2) Learn to cook: I feel like such a poseur; I love to read about food, look at cookbooks, watch cooking shows, go out to eat, and stuff my face. But I can't actually cook anything outside of fruit salad and instant rice. This summer, so help me, I will learn to how make a basic chicken dish if it kills me.
3) Be active / lose weight: I'm aiming for about 10 pounds off what I am now. I'm not really overweight, but I'm rounder than I would like to be. I also am pretty frickin' lazy, so I need to actually get up off the couch and do stuff. Aiming for hitting the Y at least twice a week. I would also like to eat better - less fast food and candy, more veggies and grains.
4) Reading at least 20 books: I have a huge library of stuff that I haven't read because I'm always busy with books for my English classes. Reading for fun is a huge luxury and one that I intend to take full advantage of this summer.
I know it seems like a lot, but I think the key here is momentum. If I can start with some of these things and keep them up, I think I actually have a chance of achieving what I want to. I always seem to make grandiose plans for my summers, but I really think I have a shot at doing some of this stuff this time.
Tuesday, 5th May 2009
"I would never hurt her. I would got to end of the earth for her. But because I feel so strongly about opposed to this bill, blame it on my upbringing or the good book. … I can't change how I feel … But because of who I am and where I am and as a member of this legislative body, ethically it is my duty and responsibility to publicly say to my daughter that I do not support [gay marriage]." --- Rep. Sheryl Briggs of Maine
Found via ontd_political, here.
How can this woman sleep at night?
Monday, 4th May 2009
Sure enough, I went on a little photo-taking expedition this afternoon, and have returned triumphant. These are my favorites of the pictures I took.
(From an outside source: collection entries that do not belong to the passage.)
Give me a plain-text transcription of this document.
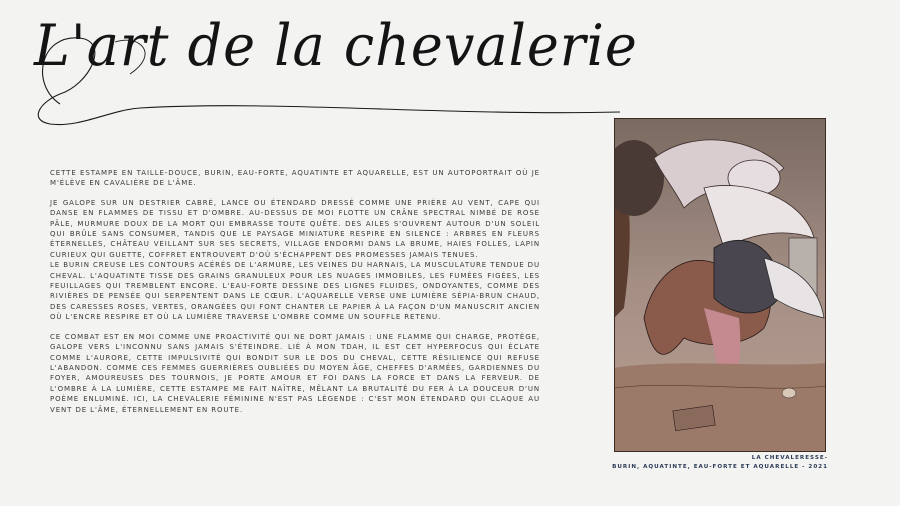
L'art de la chevalerie

CETTE ESTAMPE EN TAILLE-DOUCE, BURIN, EAU-FORTE, AQUATINTE ET AQUARELLE, EST UN AUTOPORTRAIT OÙ JE M'ÉLÈVE EN CAVALIÈRE DE L'ÂME.

JE GALOPE SUR UN DESTRIER CABRÉ, LANCE OU ÉTENDARD DRESSÉ COMME UNE PRIÈRE AU VENT, CAPE QUI DANSE EN FLAMMES DE TISSU ET D'OMBRE. AU-DESSUS DE MOI FLOTTE UN CRÂNE SPECTRAL NIMBÉ DE ROSE PÂLE, MURMURE DOUX DE LA MORT QUI EMBRASSE TOUTE QUÊTE. DES AILES S'OUVRENT AUTOUR D'UN SOLEIL QUI BRÛLE SANS CONSUMER, TANDIS QUE LE PAYSAGE MINIATURE RESPIRE EN SILENCE : ARBRES EN FLEURS ÉTERNELLES, CHÂTEAU VEILLANT SUR SES SECRETS, VILLAGE ENDORMI DANS LA BRUME, HAIES FOLLES, LAPIN CURIEUX QUI GUETTE, COFFRET ENTROUVERT D'OÙ S'ÉCHAPPENT DES PROMESSES JAMAIS TENUES.

LE BURIN CREUSE LES CONTOURS ACÉRÉS DE L'ARMURE, LES VEINES DU HARNAIS, LA MUSCULATURE TENDUE DU CHEVAL. L'AQUATINTE TISSE DES GRAINS GRANULEUX POUR LES NUAGES IMMOBILES, LES FUMÉES FIGÉES, LES FEUILLAGES QUI TREMBLENT ENCORE. L'EAU-FORTE DESSINE DES LIGNES FLUIDES, ONDOYANTES, COMME DES RIVIÈRES DE PENSÉE QUI SERPENTENT DANS LE CŒUR. L'AQUARELLE VERSE UNE LUMIÈRE SÉPIA-BRUN CHAUD, DES CARESSES ROSES, VERTES, ORANGÉES QUI FONT CHANTER LE PAPIER À LA FAÇON D'UN MANUSCRIT ANCIEN OÙ L'ENCRE RESPIRE ET OÙ LA LUMIÈRE TRAVERSE L'OMBRE COMME UN SOUFFLE RETENU.

CE COMBAT EST EN MOI COMME UNE PROACTIVITÉ QUI NE DORT JAMAIS : UNE FLAMME QUI CHARGE, PROTÈGE, GALOPE VERS L'INCONNU SANS JAMAIS S'ÉTEINDRE. LIÉ À MON TDAH, IL EST CET HYPERFOCUS QUI ÉCLATE COMME L'AURORE, CETTE IMPULSIVITÉ QUI BONDIT SUR LE DOS DU CHEVAL, CETTE RÉSILIENCE QUI REFUSE L'ABANDON. COMME CES FEMMES GUERRIÈRES OUBLIÉES DU MOYEN ÂGE, CHEFFES D'ARMÉES, GARDIENNES DU FOYER, AMOUREUSES DES TOURNOIS, JE PORTE AMOUR ET FOI DANS LA FORCE ET DANS LA FERVEUR. DE L'OMBRE À LA LUMIÈRE, CETTE ESTAMPE ME FAIT NAÎTRE, MÊLANT LA BRUTALITÉ DU FER À LA DOUCEUR D'UN POÈME ENLUMINÉ. ICI, LA CHEVALERIE FÉMININE N'EST PAS LÉGENDE : C'EST MON ÉTENDARD QUI CLAQUE AU VENT DE L'ÂME, ÉTERNELLEMENT EN ROUTE.

LA CHEVALERESSE-
BURIN, AQUATINTE, EAU-FORTE ET AQUARELLE - 2021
This is the school's church, which, after the post office, is my favorite building on campus. It is where I take my organ lessons and occasionally I sneak in there to do homework when the library gets too loud. Sometimes when it's warm outside, they'll open the doors so you can hear the organ music drift throughout South Campus, which is lovely to hear.
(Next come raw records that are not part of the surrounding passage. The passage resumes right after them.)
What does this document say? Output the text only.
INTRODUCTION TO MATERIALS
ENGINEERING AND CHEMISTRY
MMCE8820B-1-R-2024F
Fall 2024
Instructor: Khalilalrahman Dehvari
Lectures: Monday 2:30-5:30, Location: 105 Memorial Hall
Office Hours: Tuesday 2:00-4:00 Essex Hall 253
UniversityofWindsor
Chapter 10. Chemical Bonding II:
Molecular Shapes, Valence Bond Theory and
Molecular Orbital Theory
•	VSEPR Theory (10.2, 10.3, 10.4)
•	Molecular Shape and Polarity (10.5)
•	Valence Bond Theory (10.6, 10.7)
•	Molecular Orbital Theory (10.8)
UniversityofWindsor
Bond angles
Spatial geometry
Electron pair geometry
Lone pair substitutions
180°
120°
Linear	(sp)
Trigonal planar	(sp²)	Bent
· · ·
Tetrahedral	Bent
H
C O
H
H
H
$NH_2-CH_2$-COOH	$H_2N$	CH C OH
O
( More under the cut ) I'm still really tired from earlier today, so I think I'm going to chill out the rest of the night. Maybe I'll watch something Gordon Ramsay-ish on Hulu or finish my "fun" book.
Monday, 4th May 2009
After waking up at 6 this morning to finish preparing for my 8:30 Imperial China final, then writing for two hours, then heading down to the computer lab and writing a book review for Latin for two hours, let me say this: Zzzzzzzzz. I am so exhausted, but in that happy way you feel when something that's been hanging over your head is finished. Now I jut have to start packing and prepare for my American Gothic final on Thursday. Since I have two and a half days to blow, I think I'm going to celebrate the end of the semester early and have funtimes today.
Right now, I'm planning on changing out of my gross "I put these on after getting 4 hours of sleep clothes" and donning something cute, then going outside to frolic and take some pictures of my campus while it's pretty out, then getting a late lunch / early dinner at the coffee house, then coming back and doing some swatches for my nail blog. I think it's a good plan. :D
Sunday, 3rd May 2009
Wow. I have had a Dreamwidth account for less than 24 hours and have already:
- Uploaded 75 icons - Subscribed to 6 users (Hi, everyone!) - Created a community (ahem, nail_polish , the coolest community ever) - Joined 2 other communities - Posted 3 times in communities
I don't think I managed to do that in a whole month on Livejournal. I really think I'm going to like it here.
Saturday, 2nd May 2009
It's probably not the best idea to set up a new journal right before finals, is it? Oh, well.